The Glass Half Full: Fifty Years of the TPL
by Absolute Thai Football
Celebrating the Thai Premier League’s half century, the days of arriving at empty stadiums and minimal media coverage are a fading memory. More recently, I remember when the English Premier League was all the rage. It started only four years before its Thai namesake, but it became its own worst enemy. Initially the EPL had seemingly endless television and sponsorship money, fans came in droves and the top four teams all gained entry into the lucrative Champions League. So what went wrong?

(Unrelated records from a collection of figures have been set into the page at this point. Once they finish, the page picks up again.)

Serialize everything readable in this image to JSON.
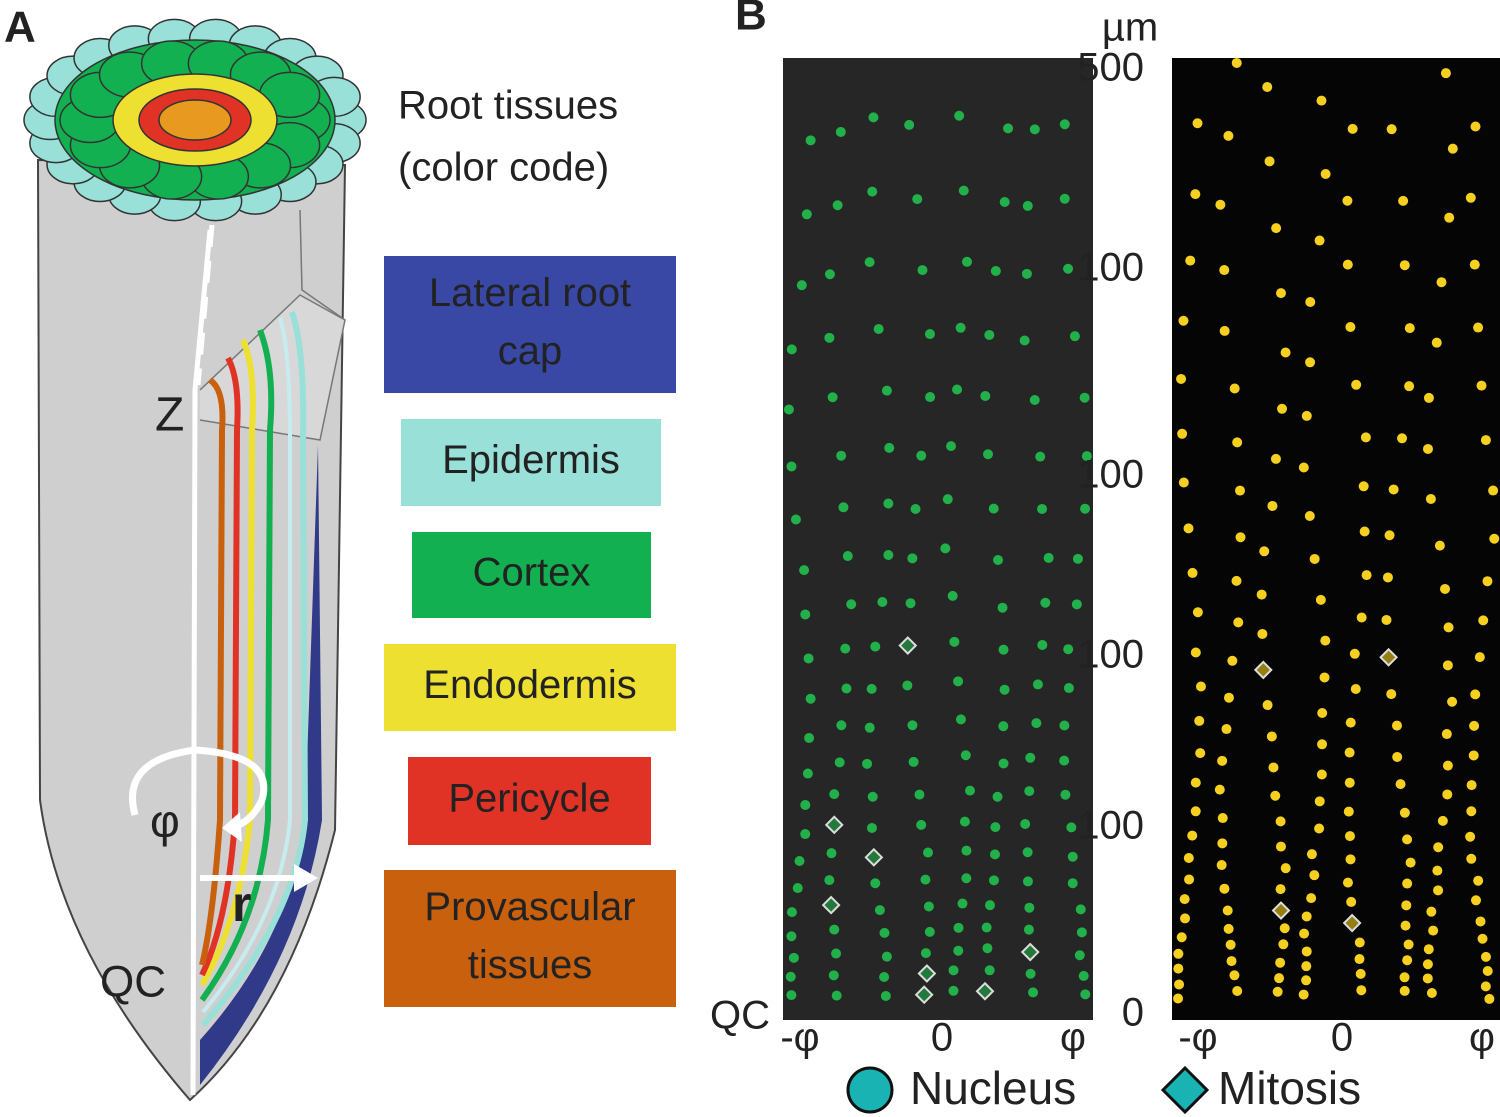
{
  "panel_a": {
    "label": "A",
    "title": [
      "Root tissues",
      "(color code)"
    ],
    "tissues": [
      {
        "name": [
          "Lateral root",
          "cap"
        ],
        "color": "#3848a4"
      },
      {
        "name": [
          "Epidermis"
        ],
        "color": "#98e0d8"
      },
      {
        "name": [
          "Cortex"
        ],
        "color": "#12b050"
      },
      {
        "name": [
          "Endodermis"
        ],
        "color": "#eee030"
      },
      {
        "name": [
          "Pericycle"
        ],
        "color": "#e03325"
      },
      {
        "name": [
          "Provascular",
          "tissues"
        ],
        "color": "#c8600e"
      }
    ],
    "axis_labels": {
      "z": "Z",
      "phi": "φ",
      "r": "r",
      "qc": "QC"
    }
  },
  "panel_b": {
    "label": "B",
    "unit": "µm",
    "y_labels": [
      "500",
      "100",
      "100",
      "100",
      "100",
      "0"
    ],
    "qc": "QC",
    "x_labels": [
      "-φ",
      "0",
      "φ"
    ],
    "legend": [
      {
        "name": "Nucleus",
        "color": "#1ab3b3"
      },
      {
        "name": "Mitosis",
        "color": "#1ab3b3"
      }
    ],
    "nucleus_colors": [
      "#22b04a",
      "#f5d020"
    ]
  }
}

The problems started in the 2019 season. Wage bills were driven up by the four time league champions Gazprom Nottingham Forest paying huge wages to mothballed players. Bored of the annual red procession, fans started investing in, and running, their local clubs. Based on the AFC Wimbledon model from 2002, at first this trend went unnoticed, tending to be in regional, lower league teams. But by 2022 EPL clubs were spooked by empty seats that, for decades, had been filled. These homegrown clubs were also powering through the leagues on a tide of popular support, ready to challenge the status quo.
All EPL clubs were foreign owned by 2017. With no national loyalty to the league, they were attracted to the developing Brazilian economy and league. Premier Brazilian players now chose to stay and play at home, but cost a fraction of their EPL colleagues. It started as “strategic alliances” between clubs in each country, but owners were preparing to sell up in England and move to South America.

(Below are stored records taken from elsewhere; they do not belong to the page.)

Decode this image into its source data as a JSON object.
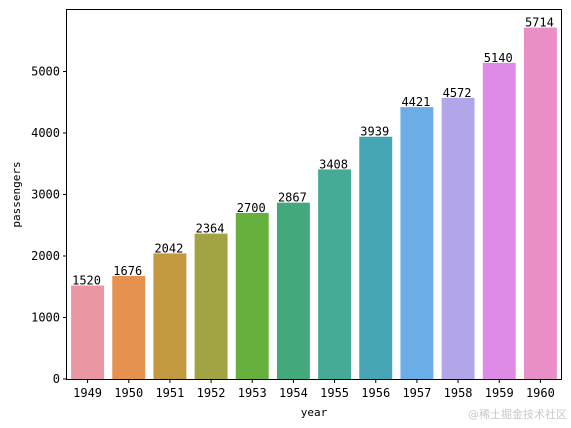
{
  "chart_data": {
    "type": "bar",
    "categories": [
      "1949",
      "1950",
      "1951",
      "1952",
      "1953",
      "1954",
      "1955",
      "1956",
      "1957",
      "1958",
      "1959",
      "1960"
    ],
    "values": [
      1520,
      1676,
      2042,
      2364,
      2700,
      2867,
      3408,
      3939,
      4421,
      4572,
      5140,
      5714
    ],
    "title": "",
    "xlabel": "year",
    "ylabel": "passengers",
    "ylim": [
      0,
      5999.7
    ],
    "yticks": [
      "0",
      "1000",
      "2000",
      "3000",
      "4000",
      "5000"
    ],
    "grid": false,
    "colors": [
      "#ea96a3",
      "#e5914f",
      "#c39940",
      "#a2a342",
      "#66b13d",
      "#43a97c",
      "#45ab97",
      "#46a6b5",
      "#6baee7",
      "#b2a6e9",
      "#e08ae8",
      "#ea8ec7"
    ]
  },
  "watermark": "@稀土掘金技术社区"
}
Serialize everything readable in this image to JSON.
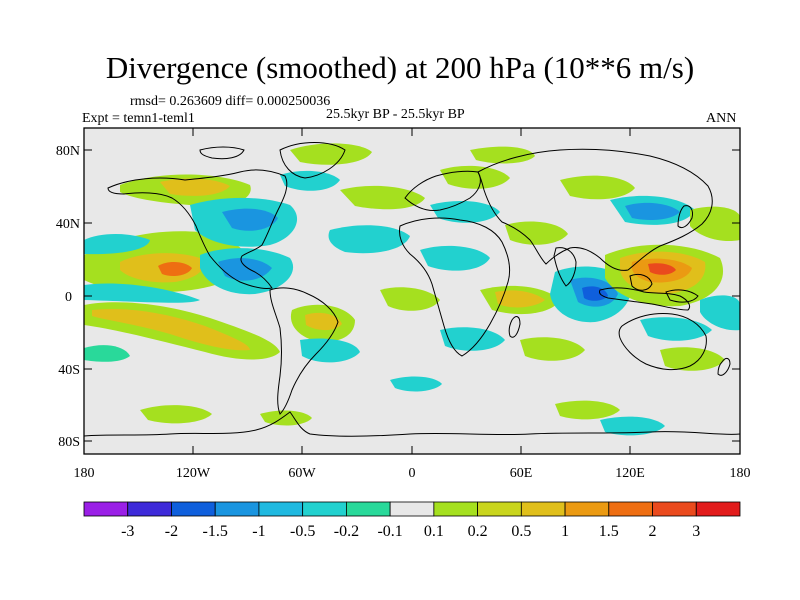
{
  "title": "Divergence (smoothed) at 200 hPa (10**6 m/s)",
  "stats": "rmsd= 0.263609 diff= 0.000250036",
  "expt": "Expt = temn1-teml1",
  "period": "25.5kyr BP - 25.5kyr BP",
  "season": "ANN",
  "y_ticks": [
    "80N",
    "40N",
    "0",
    "40S",
    "80S"
  ],
  "x_ticks": [
    "180",
    "120W",
    "60W",
    "0",
    "60E",
    "120E",
    "180"
  ],
  "colorbar": {
    "colors": [
      "#9a1fe6",
      "#3e2ad9",
      "#0f5fdc",
      "#1a95e0",
      "#1fb9e0",
      "#22d1cf",
      "#29d99a",
      "#e8e8e8",
      "#a5e01f",
      "#c9d51d",
      "#e0bf1b",
      "#eb9a12",
      "#ee6e12",
      "#ea4a1d",
      "#e21c1c"
    ],
    "labels": [
      "-3",
      "-2",
      "-1.5",
      "-1",
      "-0.5",
      "-0.2",
      "-0.1",
      "0.1",
      "0.2",
      "0.5",
      "1",
      "1.5",
      "2",
      "3"
    ]
  }
}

Attempting to address this the FA decided that, as the European Union had collapsed, they could restrict the number of foreign players without breaking old labour laws. Also aimed at addressing the alarming nosedive of the national team who failed to qualify for Qatar in 2022 and were unlikely to qualify for Saudi Arabia in 2026, this plan failed spectacularly. Combined with the wage cap, globalisation allowed players visa free access to any league. They simply moved to the highest bidder which was in Iran, where million dollar weekly salaries were paid in cash.
Television coverage was a double edged sword for the EPL. Initially it developed the league and pumped billions of pounds into players’ and agents’ bank accounts. But the £1.8 billion agreement with Sky way back in 2013 was judged to break cartel rules. After that, contracts were divided up between Apple, Al Jazheera and a host of Internet providers. Without a coherent single product creating a bidding war, the Premier League lost its bargaining power; the next contract didn’t break the billion pound mark and it was the start of a downward spiral.
Thai fans remain football crazy, but it’s TPL matches packing out bars and roadside stalls. The meaningless marketing exercises of English clubs playing here are mainly ignored and largely ridiculed with sparse, and dwindling, crowds of older fans. Sometimes we might see an EPL shirt, but they are mostly second generation hand me downs. How the mighty fell.